Endocrine and Metabolism
Mean changes in fasting blood glucose levels in well-controlled clinical trials were generally transient and modest. In patients with diabetes, an adjustment or change in diet and/or hypoglycemic treatment may be necessary for blood glucose control. Patients with impaired fasting glucose may require initiation of hypoglycemic treatment if they develop diabetes. Periodic monitoring of blood glucose concentration during niacin or niacinamide therapy is advised especially in the early phase of treatment.
Hyperuricemia may occur during niacin treatment and in general, once it occurs, it may remain during the duration of the treatment. Periodic monitoring of uric acid is advised. Niacin must be used with caution in patients predisposed to gout (see Contraindications).
Special Populations
Musculoskeletal
A small number of cases of myopathy with niacin monotherapy have been reported. Myopathy and rhabdomyolysis have also been reported with concurrent statin therapy. The true incidence of muscle side effects is unknown.

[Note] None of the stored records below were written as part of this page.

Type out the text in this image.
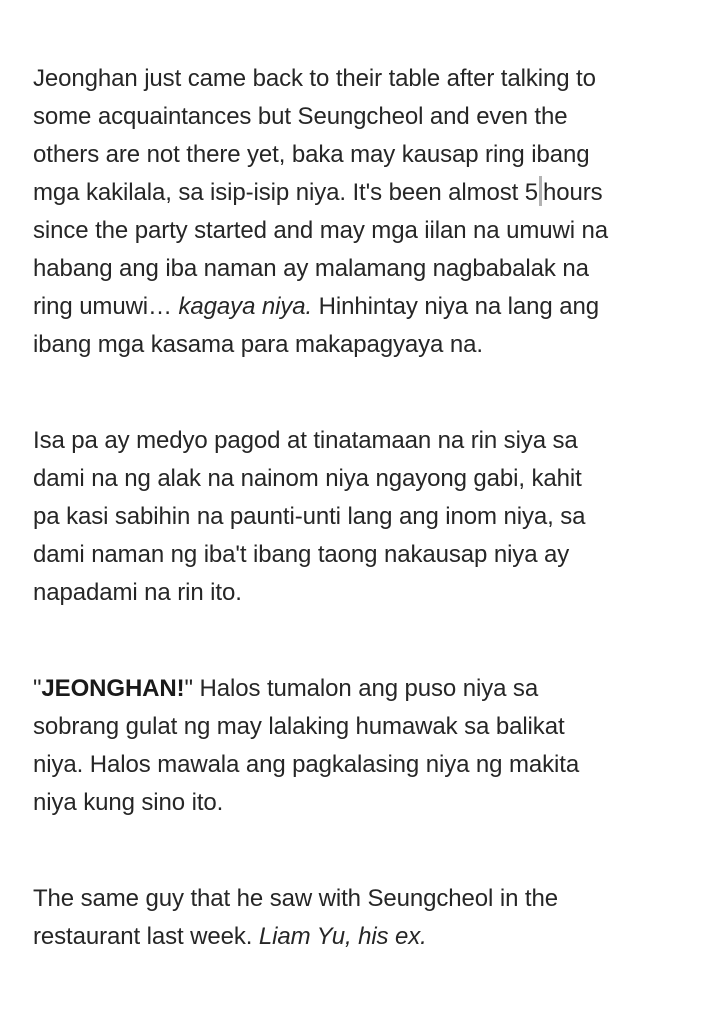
Jeonghan just came back to their table after talking to
some acquaintances but Seungcheol and even the
others are not there yet, baka may kausap ring ibang
mga kakilala, sa isip-isip niya. It's been almost 5 hours
since the party started and may mga iilan na umuwi na
habang ang iba naman ay malamang nagbabalak na
ring umuwi… kagaya niya. Hinhintay niya na lang ang
ibang mga kasama para makapagyaya na.

Isa pa ay medyo pagod at tinatamaan na rin siya sa
dami na ng alak na nainom niya ngayong gabi, kahit
pa kasi sabihin na paunti-unti lang ang inom niya, sa
dami naman ng iba't ibang taong nakausap niya ay
napadami na rin ito.

"JEONGHAN!" Halos tumalon ang puso niya sa
sobrang gulat ng may lalaking humawak sa balikat
niya. Halos mawala ang pagkalasing niya ng makita
niya kung sino ito.

The same guy that he saw with Seungcheol in the
restaurant last week. Liam Yu, his ex.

Drug-Laboratory Interactions
Niacin may cause false elevation in fluorometric determinations of urinary catecholamines and false-positive results may be obtained for urinary glucose when Benedict's reagent is used. Niacin has also been reported to cause false-positive results for blood bilirubin tests.
Pregnant Women
Niacin and probably niacinamide are compatible with pregnancy when the recommended daily allowance is used; however, safety of niacin, used at higher doses in lowering elevated serum cholesterol in pregnancy, has not been established. Fetal abnormalities have not been reported. Animal reproduction or teratology studies have not been conducted and thus it is unknown if fetal harm can occur using niacin at doses used for lipid disorders.
Nursing Women
Niacin and niacinamide distribute into breast milk. Problems have not been reported with intake of normal daily requirements, but there is no information pertaining to higher doses used in the treatment of dyslipidemia.
Contraindications
Patients with a known hypersensitivity to niacin or niacinamide or to any ingredient in the formulation or component of the container.
Patients with active liver disease, peptic ulcer disease, hyperuricemia with a history of gouty arthritis or uncontrolled hyperglycemia.
Niacin specifically is contraindicated in patients with severe hypotension.
Overdose
For management of a suspected drug overdose, CPhA recommends that you contact your regional Poison Control Centre. See the eCPS Directories section for a list of Poison Control Centres.